FFI (foreign function interface) allows JavaScript inside JS runtimes to call external native shared libraries, to do things which would be otherwise difficult to do in JS. As of today, Porffor now has (early/experimental) support for it! It is currently limited to the native/C target in this early version.
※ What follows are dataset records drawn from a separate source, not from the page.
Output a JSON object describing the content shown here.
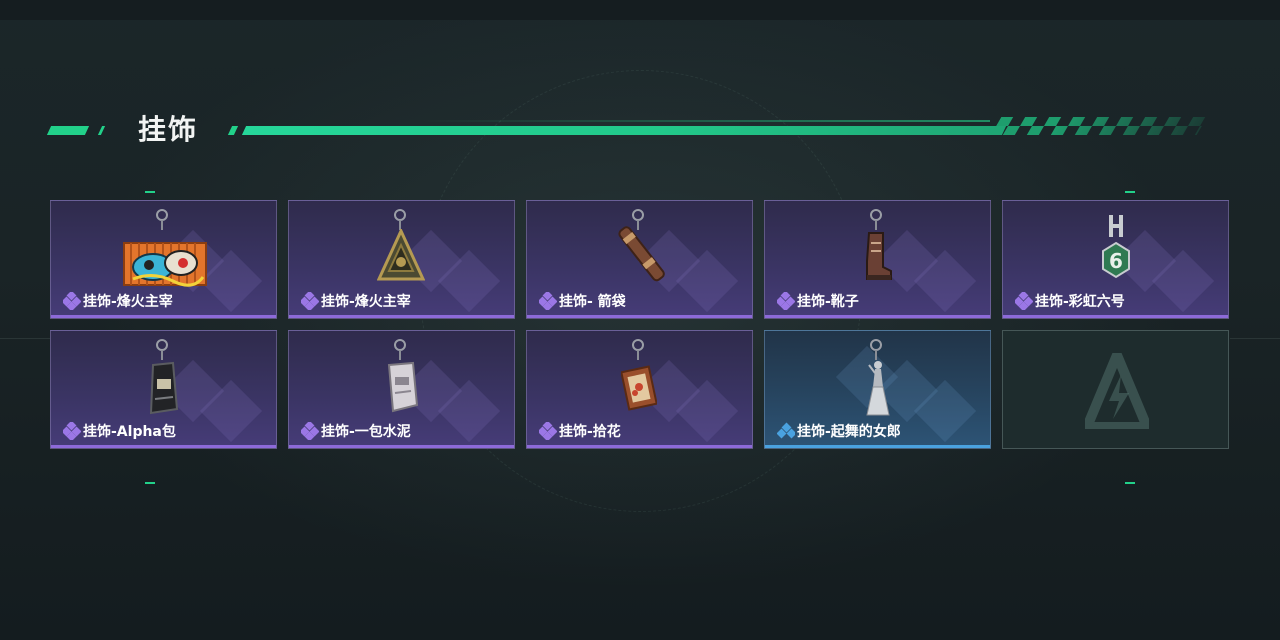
{
  "section": {
    "title": "挂饰"
  },
  "colors": {
    "accent": "#22d18a",
    "epic": "#8d6ad9",
    "rare": "#4aa2e0"
  },
  "cards": [
    {
      "label": "挂饰-烽火主宰",
      "rarity": "epic",
      "icon": "graffiti-container-charm-icon"
    },
    {
      "label": "挂饰-烽火主宰",
      "rarity": "epic",
      "icon": "triangle-pendant-charm-icon"
    },
    {
      "label": "挂饰- 箭袋",
      "rarity": "epic",
      "icon": "quiver-charm-icon"
    },
    {
      "label": "挂饰-靴子",
      "rarity": "epic",
      "icon": "boot-charm-icon"
    },
    {
      "label": "挂饰-彩虹六号",
      "rarity": "epic",
      "icon": "rainbow-six-charm-icon"
    },
    {
      "label": "挂饰-Alpha包",
      "rarity": "epic",
      "icon": "alpha-bag-charm-icon"
    },
    {
      "label": "挂饰-一包水泥",
      "rarity": "epic",
      "icon": "cement-bag-charm-icon"
    },
    {
      "label": "挂饰-拾花",
      "rarity": "epic",
      "icon": "flower-frame-charm-icon"
    },
    {
      "label": "挂饰-起舞的女郎",
      "rarity": "rare",
      "icon": "dancing-lady-charm-icon"
    },
    {
      "label": "",
      "rarity": "empty",
      "icon": "empty-slot-logo-icon"
    }
  ]
}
To test and benchmark, I adapted a benchmark by Divy Srivastava which uses sqlite3
. Porffor’s dlopen
API intentionally has ~identical arguments to Deno, only differing slightly with the return value, looking like:
const {
sqlite3_initialize,
sqlite3_open_v2,
sqlite3_exec,
sqlite3_prepare_v2,
sqlite3_reset,
sqlite3_step,
sqlite3_column_int,
} = Porffor.dlopen("libsqlite3.so.0", {
sqlite3_initialize: {
parameters: [],
result: "i32",
},
sqlite3_open_v2: {
parameters: [
"buffer", // const char *filename
"buffer", // sqlite3 **ppDb
"i32", // int flags
"pointer", // const char *zVfs
],
result: "i32",
},
// ...
…and the benchmark results are very promising! Around 10% faster than Deno, which has a lot of its own tech just to optimize FFI and is well regarded for its FFI performance. It is also ~30% faster than Bun, which has decent FFI performance. Node does not really have built-in FFI so is not compared here, but it would likely be slower than Bun.
The benchmark measures FFI performance by running SQL queries in sqlite3
, as there are a lot of FFI calls and not much JS work (for integers), so it demos FFI overhead nicely while being more realistic by using a popular library, in my findings and opinion.